Back to that morbid subject of killing off planets: Remember Star War’s Death Star or that Silver Surfer? Add to that the more realistic scenario brought to the wide screen by Bruce Willis’s Armageddon and Deep Impact. Those two reckoned the end of mankind would come in the form of giant asteroids hitting Earth, decimating everything topside, just like the one that wrote “kaput” to the dinosaurs, killing all through an extended winter, if not from the fiery blast of a space rock spanning the size of a country engaging Gaea in a torrid kiss.

Thankfully, the days of fearing an asteroid Armageddon may be behind us. With US space agency NASA’s Double Asteroid Redirection Test (DART) mission, humanity now has a proven method to deflect potentially dangerous asteroids. The Hera mission, set to launch soon, will delve deeper into the details of this groundbreaking achievement.

DART was a groundbreaking experiment conducted by NASA in 2022, in which a spacecraft was deliberately crashed into a small asteroid called Dimorphos, a moonlet orbiting a larger asteroid named Didymos. The goal was to test whether we could alter the asteroid’s trajectory, potentially saving Earth from a devastating impact.

To say that the results were astonishing is an understatement. DART successfully changed Dimorphos’ orbit, proving that we have the capability to deflect asteroids, a major victory for planetary defense. However, there are still many questions to be answered. For example, what was the exact nature of the impact? How much damage was done to the asteroid? And what can we learn from this experiment to improve our future defense strategies?

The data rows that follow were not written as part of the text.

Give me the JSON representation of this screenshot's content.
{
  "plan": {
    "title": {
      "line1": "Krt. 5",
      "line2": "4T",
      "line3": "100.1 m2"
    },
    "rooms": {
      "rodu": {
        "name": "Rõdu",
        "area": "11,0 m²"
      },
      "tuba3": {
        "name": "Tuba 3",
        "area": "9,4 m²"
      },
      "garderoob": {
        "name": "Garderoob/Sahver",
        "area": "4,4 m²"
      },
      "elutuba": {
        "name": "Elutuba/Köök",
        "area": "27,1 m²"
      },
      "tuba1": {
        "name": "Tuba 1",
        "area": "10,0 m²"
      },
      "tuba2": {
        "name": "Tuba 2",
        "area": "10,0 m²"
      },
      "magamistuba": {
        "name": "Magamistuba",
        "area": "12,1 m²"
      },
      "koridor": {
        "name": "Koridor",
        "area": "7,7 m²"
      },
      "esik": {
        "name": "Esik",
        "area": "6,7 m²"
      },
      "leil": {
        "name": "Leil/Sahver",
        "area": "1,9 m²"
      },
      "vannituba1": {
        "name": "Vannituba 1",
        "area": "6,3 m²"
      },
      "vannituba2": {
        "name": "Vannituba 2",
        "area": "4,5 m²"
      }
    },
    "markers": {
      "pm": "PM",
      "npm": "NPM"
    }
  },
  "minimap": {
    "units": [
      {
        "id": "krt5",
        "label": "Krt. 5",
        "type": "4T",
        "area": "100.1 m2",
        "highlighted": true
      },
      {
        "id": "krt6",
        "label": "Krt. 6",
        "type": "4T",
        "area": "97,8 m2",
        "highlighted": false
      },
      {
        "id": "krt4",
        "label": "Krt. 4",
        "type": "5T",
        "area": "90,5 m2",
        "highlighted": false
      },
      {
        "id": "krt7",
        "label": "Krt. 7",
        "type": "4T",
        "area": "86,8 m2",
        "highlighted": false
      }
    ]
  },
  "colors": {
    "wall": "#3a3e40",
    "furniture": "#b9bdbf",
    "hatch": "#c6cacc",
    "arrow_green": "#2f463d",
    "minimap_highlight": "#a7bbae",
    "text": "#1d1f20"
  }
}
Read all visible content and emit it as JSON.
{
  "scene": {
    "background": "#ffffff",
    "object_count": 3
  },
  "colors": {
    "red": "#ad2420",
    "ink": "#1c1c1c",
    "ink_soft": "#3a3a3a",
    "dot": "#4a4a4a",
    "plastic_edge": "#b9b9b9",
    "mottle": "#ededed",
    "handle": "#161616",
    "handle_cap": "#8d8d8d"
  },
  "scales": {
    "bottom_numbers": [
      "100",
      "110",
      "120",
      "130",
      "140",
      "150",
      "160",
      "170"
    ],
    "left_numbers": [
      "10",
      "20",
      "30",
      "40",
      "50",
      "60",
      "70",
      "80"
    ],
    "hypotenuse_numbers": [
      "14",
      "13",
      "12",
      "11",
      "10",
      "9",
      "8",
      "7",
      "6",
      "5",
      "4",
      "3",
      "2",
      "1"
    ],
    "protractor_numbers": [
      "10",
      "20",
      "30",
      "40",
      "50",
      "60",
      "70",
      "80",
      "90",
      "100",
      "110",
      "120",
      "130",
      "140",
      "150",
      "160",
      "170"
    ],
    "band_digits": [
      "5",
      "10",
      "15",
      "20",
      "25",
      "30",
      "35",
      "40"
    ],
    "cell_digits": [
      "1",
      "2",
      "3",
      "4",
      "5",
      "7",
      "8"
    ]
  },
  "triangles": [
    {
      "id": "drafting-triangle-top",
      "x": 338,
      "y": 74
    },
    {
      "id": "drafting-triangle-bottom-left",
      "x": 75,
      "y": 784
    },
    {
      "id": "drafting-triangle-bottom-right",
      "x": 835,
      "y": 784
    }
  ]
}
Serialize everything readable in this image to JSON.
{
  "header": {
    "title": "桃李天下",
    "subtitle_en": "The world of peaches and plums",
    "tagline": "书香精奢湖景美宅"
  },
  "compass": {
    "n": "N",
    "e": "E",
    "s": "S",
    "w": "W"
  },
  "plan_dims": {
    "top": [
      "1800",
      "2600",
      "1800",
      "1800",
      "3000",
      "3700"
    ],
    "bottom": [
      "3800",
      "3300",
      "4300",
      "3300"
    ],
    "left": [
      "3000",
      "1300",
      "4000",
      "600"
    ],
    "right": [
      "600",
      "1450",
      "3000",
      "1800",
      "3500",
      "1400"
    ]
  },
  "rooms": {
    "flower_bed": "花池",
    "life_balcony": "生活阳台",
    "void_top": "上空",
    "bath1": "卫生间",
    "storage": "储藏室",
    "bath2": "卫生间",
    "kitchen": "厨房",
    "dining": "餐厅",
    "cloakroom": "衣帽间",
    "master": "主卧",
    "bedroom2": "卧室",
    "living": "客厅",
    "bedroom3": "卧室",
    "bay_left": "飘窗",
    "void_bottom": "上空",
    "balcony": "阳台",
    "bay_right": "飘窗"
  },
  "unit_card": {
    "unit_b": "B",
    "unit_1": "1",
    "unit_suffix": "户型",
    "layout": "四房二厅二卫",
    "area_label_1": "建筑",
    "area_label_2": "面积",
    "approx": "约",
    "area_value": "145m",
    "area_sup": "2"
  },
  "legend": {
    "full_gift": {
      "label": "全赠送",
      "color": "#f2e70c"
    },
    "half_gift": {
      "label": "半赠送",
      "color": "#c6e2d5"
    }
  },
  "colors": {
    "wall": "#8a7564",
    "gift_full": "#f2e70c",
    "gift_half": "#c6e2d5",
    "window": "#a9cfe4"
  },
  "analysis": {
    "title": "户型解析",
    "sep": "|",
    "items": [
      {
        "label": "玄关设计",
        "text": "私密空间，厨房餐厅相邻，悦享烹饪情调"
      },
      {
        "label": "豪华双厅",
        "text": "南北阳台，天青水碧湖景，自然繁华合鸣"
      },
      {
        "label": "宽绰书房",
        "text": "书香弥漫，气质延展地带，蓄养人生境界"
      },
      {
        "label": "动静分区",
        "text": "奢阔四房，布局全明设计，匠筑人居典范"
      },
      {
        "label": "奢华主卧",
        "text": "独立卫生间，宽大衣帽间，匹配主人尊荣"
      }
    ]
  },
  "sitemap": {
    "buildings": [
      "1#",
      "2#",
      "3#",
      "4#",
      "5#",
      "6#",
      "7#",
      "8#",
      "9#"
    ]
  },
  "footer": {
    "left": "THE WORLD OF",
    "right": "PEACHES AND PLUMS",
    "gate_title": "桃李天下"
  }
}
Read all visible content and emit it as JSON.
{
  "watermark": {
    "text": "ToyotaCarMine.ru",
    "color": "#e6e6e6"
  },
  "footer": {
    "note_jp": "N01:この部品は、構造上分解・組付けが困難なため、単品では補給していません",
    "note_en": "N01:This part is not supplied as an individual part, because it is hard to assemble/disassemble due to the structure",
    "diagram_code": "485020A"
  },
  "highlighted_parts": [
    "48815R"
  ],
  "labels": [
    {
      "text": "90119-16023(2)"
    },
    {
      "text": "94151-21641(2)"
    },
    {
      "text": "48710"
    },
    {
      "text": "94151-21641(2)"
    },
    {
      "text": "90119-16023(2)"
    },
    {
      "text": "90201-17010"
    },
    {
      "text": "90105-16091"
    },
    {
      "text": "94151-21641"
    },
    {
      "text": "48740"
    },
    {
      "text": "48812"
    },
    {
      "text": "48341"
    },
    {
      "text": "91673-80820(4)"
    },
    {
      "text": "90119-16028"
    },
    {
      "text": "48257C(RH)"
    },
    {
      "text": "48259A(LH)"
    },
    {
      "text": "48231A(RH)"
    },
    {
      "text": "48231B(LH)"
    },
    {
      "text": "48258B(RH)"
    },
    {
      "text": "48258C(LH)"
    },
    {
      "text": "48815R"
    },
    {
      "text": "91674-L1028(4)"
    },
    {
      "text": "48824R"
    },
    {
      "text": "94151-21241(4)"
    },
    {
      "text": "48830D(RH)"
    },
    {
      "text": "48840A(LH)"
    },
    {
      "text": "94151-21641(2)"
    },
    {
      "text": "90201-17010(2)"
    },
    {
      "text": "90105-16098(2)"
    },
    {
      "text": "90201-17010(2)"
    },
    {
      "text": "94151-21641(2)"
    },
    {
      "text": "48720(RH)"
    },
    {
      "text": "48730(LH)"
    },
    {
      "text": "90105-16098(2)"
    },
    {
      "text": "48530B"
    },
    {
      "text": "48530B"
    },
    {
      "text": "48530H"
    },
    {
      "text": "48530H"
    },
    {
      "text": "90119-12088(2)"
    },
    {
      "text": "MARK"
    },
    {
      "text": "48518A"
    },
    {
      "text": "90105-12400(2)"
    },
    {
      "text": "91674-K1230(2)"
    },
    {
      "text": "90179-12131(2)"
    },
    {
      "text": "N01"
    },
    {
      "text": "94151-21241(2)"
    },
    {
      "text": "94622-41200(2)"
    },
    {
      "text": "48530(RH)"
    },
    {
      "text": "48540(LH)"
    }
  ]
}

This is where the Hera mission comes in. Hera is a European Space Agency mission that will visit the Dimorphos asteroid to conduct a “crime scene investigation.” The spacecraft will study the crater left by DART’s impact, analyze the debris, and gather data on the asteroid’s composition and structure.

By understanding the details of DART’s success, we can refine our planetary defense techniques and be better prepared for any future threats. Hera will provide invaluable insights that could one day save humanity from a catastrophic asteroid collision.

Still, don’t go popping things though like that Champagne bottle, not yet. While cosmic threats may be mitigated, the greatest danger to humanity may come from within. The vast stockpile of thermonuclear weapons, combined with the proclivity of humans to engage in conflict, poses a far more immediate and existential threat. A nuclear holocaust could easily end civilization, leaving a barren, irradiated planet in its wake.

We, not Martians or asteroids from space, may be our own enemy.